Question

An airplane has to go from a point A to Point B, $500km$ away due $30°$ East of the north. A wind is blowing due north at a speed of $20m/s$. The air speed of the plane is $150m/s$. Find the direction in which the pilot should head the plane to reach point B.

Answer 1

Step 1: Given

Distance between points A and B: $D=500km$

Angle in north-east direction: $\theta =30°$

The velocity of the wind: $V_w=20m/s$

The velocity of the plane: $V_a=150m/s$

Step 2: Formula Used

$$\begin{gathered} In∆ABC, \\ \frac{\sin A}{a}=\frac{\sin B}{b}=\frac{\sin C}{c} \end{gathered}$$

Where, $a$ is length of $BC$, $b$ is length of $AC$ and $c$ is length of $AB$.

Step 3: Find the direction of the plane

Calculate the value of A by using the sine formula on $∆ACD$.

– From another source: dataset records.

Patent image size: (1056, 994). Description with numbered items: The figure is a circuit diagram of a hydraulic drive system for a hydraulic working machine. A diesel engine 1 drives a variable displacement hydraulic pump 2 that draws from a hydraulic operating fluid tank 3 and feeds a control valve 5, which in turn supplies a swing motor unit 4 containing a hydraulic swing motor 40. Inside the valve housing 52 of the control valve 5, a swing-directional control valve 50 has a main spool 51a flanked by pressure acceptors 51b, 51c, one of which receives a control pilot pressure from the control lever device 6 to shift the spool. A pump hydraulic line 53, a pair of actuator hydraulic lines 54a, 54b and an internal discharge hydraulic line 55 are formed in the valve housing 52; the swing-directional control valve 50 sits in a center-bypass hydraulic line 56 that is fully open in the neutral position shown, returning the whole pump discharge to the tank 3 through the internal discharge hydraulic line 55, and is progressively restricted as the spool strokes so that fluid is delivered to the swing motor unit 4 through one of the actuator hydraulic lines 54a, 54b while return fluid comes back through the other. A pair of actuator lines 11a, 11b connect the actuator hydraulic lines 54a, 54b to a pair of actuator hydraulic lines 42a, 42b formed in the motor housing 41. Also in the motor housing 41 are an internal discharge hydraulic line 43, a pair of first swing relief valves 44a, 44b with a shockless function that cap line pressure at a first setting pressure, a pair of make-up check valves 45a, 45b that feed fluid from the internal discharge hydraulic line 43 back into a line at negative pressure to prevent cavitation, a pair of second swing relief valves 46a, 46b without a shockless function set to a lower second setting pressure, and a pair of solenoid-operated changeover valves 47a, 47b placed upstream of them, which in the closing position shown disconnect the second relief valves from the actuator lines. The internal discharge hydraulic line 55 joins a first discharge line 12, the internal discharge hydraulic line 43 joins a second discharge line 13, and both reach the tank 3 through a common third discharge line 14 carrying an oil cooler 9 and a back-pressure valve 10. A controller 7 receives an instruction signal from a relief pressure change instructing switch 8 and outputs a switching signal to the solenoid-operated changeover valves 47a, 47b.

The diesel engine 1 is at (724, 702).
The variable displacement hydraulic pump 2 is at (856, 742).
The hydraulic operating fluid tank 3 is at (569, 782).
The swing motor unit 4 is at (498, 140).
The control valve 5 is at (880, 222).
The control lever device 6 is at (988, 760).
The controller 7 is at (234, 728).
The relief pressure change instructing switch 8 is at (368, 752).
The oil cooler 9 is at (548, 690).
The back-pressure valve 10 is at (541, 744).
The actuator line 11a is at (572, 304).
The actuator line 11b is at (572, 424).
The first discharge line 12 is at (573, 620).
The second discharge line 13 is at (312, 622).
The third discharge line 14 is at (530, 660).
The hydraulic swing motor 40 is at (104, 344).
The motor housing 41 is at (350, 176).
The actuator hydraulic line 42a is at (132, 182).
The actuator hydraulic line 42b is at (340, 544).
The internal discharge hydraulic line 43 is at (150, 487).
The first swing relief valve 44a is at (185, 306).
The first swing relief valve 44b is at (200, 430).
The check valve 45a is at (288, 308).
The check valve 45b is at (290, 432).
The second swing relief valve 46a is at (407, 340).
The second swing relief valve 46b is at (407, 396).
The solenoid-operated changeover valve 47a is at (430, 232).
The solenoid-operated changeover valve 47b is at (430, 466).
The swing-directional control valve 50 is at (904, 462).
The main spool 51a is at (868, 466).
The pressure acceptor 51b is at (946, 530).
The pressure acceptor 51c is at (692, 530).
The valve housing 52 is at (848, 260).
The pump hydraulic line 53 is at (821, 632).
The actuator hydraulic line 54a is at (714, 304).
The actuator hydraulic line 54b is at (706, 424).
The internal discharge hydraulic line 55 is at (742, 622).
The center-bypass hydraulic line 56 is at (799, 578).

$$\begin{gathered} \frac{\sin A}{20}=\frac{\sin 30}{150} \\ \Rightarrow \sin A=\frac{20}{150}\sin 30 \\ \Rightarrow \sin A=\frac{20}{150}\times \frac{1}{2} \\ \Rightarrow A={\sin }^{-1}\left(\frac{1}{15}\right) \end{gathered}$$

Hence, the direction must be ${\sin }^{-1}\left(\frac{1}{15}\right)$ towards east of AB.